There was only one catch and that was Catch-22, which specified that a concern for one’s own safety in the face of dangers that were real and immediate was the process of a rational mind. Orr was crazy and could be grounded. All he had to do was ask; and as soon as he did, he would not longer be crazy and would have to fly more missions. … If he flew them he was crazy and didn’t have to; but if he didn’t want to he was sane and had to.
Catch-22 by Joseph Heller
The Cyber Maintenance Catch-22: The cyber asset is so important it can never be taken down for patching or other cyber maintenance. It can never go down because it is so important. It can never be upgraded because it is so important. The cyber asset becomes increasingly fragile because it is not maintained or patched. The fear of touching it, rebooting it or restoring it increases. Every day it is more likely to go down and cause an unplanned outage because it can never go down and cause an outage.

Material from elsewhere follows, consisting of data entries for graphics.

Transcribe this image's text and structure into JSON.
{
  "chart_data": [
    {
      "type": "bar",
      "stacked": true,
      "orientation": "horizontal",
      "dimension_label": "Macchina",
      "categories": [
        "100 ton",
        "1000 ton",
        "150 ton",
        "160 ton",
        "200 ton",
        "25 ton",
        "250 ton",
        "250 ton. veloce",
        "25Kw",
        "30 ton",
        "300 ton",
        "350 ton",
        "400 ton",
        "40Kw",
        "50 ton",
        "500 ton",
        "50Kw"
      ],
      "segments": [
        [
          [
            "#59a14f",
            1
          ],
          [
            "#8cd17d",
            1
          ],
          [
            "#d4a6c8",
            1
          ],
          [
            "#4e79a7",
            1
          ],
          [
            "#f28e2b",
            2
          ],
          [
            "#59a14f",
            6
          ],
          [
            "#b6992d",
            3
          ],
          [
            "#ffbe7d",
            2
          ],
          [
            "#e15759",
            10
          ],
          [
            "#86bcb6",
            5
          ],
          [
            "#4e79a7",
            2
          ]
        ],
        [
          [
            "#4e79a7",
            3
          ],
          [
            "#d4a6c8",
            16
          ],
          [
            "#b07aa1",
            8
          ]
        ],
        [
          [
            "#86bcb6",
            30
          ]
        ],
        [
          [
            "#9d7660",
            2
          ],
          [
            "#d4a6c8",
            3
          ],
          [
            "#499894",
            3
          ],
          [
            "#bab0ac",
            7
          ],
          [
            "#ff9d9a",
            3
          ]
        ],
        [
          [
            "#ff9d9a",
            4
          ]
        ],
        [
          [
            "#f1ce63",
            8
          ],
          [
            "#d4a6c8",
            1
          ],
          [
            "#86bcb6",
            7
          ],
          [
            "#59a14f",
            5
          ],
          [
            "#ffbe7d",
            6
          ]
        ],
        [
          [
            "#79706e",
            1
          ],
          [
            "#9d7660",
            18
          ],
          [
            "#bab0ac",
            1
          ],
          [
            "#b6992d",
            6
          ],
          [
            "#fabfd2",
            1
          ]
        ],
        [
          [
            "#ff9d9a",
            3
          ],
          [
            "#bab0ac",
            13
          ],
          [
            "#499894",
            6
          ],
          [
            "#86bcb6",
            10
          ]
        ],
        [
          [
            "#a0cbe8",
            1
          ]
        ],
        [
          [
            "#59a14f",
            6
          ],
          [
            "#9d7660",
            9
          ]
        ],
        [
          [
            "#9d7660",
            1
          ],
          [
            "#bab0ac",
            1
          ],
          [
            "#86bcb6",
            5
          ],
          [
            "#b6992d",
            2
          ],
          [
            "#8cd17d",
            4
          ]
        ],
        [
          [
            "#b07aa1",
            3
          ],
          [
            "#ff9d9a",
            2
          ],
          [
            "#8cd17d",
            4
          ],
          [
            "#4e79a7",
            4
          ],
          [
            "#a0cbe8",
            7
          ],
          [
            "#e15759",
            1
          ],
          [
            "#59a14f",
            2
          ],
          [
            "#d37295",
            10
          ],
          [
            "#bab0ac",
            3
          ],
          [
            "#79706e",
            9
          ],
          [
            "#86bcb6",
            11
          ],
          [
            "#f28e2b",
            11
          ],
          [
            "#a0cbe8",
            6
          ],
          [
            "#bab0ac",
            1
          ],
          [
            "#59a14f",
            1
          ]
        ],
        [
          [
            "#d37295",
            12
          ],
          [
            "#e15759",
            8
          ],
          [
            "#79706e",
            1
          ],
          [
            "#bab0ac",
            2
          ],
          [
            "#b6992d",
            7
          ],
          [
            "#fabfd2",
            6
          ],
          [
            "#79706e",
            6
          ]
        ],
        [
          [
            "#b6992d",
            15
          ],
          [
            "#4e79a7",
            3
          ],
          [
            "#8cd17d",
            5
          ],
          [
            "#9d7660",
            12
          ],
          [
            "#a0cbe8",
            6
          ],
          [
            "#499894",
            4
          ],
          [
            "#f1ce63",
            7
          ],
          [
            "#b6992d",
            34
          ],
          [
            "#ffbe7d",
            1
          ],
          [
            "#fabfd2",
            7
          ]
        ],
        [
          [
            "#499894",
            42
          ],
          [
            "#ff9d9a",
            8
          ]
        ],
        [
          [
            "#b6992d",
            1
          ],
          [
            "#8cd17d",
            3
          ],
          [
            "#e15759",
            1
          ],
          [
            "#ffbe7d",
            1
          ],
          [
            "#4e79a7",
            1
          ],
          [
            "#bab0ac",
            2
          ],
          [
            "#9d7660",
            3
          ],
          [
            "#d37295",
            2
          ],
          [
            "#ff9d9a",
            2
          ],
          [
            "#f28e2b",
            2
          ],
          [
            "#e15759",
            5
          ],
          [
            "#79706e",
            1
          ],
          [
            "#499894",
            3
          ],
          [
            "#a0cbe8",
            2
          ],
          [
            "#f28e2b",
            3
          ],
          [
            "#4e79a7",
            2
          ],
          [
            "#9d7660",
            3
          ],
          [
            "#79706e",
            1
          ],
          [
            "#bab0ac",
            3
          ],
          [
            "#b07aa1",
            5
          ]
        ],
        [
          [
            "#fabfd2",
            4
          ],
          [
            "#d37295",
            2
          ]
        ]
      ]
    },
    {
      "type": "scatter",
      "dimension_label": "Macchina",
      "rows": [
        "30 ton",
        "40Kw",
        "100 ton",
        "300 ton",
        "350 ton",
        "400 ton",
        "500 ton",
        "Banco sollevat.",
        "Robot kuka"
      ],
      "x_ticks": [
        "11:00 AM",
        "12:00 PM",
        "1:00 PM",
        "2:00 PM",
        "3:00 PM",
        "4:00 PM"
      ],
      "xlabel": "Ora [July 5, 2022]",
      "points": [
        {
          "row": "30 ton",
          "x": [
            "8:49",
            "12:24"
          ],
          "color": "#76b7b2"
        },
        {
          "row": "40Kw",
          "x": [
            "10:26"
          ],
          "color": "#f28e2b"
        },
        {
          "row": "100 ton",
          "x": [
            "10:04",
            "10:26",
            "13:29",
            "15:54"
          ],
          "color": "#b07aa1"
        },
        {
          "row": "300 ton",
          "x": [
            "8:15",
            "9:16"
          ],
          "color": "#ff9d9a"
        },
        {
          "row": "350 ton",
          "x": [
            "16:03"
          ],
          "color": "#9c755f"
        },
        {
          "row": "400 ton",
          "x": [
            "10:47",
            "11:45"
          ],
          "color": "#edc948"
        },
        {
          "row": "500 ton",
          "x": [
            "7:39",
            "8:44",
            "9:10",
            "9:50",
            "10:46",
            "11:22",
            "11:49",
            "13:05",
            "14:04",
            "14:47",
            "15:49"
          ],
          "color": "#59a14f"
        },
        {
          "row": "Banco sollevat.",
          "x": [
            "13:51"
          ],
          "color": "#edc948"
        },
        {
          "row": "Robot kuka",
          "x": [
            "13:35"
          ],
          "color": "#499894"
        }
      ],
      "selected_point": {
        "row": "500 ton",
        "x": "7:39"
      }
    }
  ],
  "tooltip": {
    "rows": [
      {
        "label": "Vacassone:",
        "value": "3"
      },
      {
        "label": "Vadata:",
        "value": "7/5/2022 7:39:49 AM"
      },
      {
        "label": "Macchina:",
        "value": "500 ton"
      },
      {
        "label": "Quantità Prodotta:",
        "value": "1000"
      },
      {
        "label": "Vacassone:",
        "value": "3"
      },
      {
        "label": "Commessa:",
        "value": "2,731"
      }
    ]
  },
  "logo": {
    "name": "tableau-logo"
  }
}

Have you ever seen it on-site? This mysterious computer; it’s usually a computer running some old application. You want to scan it like other cyber assets, and it is a hard no. It’s too important. If it reboots we don’t know if it will come back up. It’s been around forever, and no one knows if it can be rebuilt. It hasn’t been updated for 5, 10 or more years. The vendor might even be out of business. They are nervous even if you are visually inspecting the configuration. And if it goes down, operations goes down.
In the next breath, this can never go down because it has to operate 24×7. Catch-22.
If you’re doing an assessment, this is in your highest category level finding. Not that the device is vulnerable, unpatched, using default credentials. Rather it is a fragile cyber asset, that is getting more fragile every day.
While the term cyber hygiene has caught on, I prefer the term cyber maintenance. Operations understands maintenance. They have maintenance plans for physical equipment. Few have a run to fail maintenance philosophy. Why wouldn’t cyber parts of the system need maintenance? Would you skip maintenance on a pump for 10 years because it’s so critical?
Cyber maintenance might not, likely should not, coincide with the popular definition of cyber hygiene. Most OT computers don’t need to be patched every month. It doesn’t make sense from a risk and resource standpoint. Is it wrong to do this? No, but in almost all cases I’d rather apply those resources elsewhere.
You should have a cyber maintenance plan for all cyber assets. I recommend asset owners create two to three cyber maintenance categories with different cyber maintenance intervals. Define the categories and set the maintenance intervals based on exposure, security posture, process impact and safety impact. Put all cyber assets into one of these categories and then perform and audit the cyber maintenance.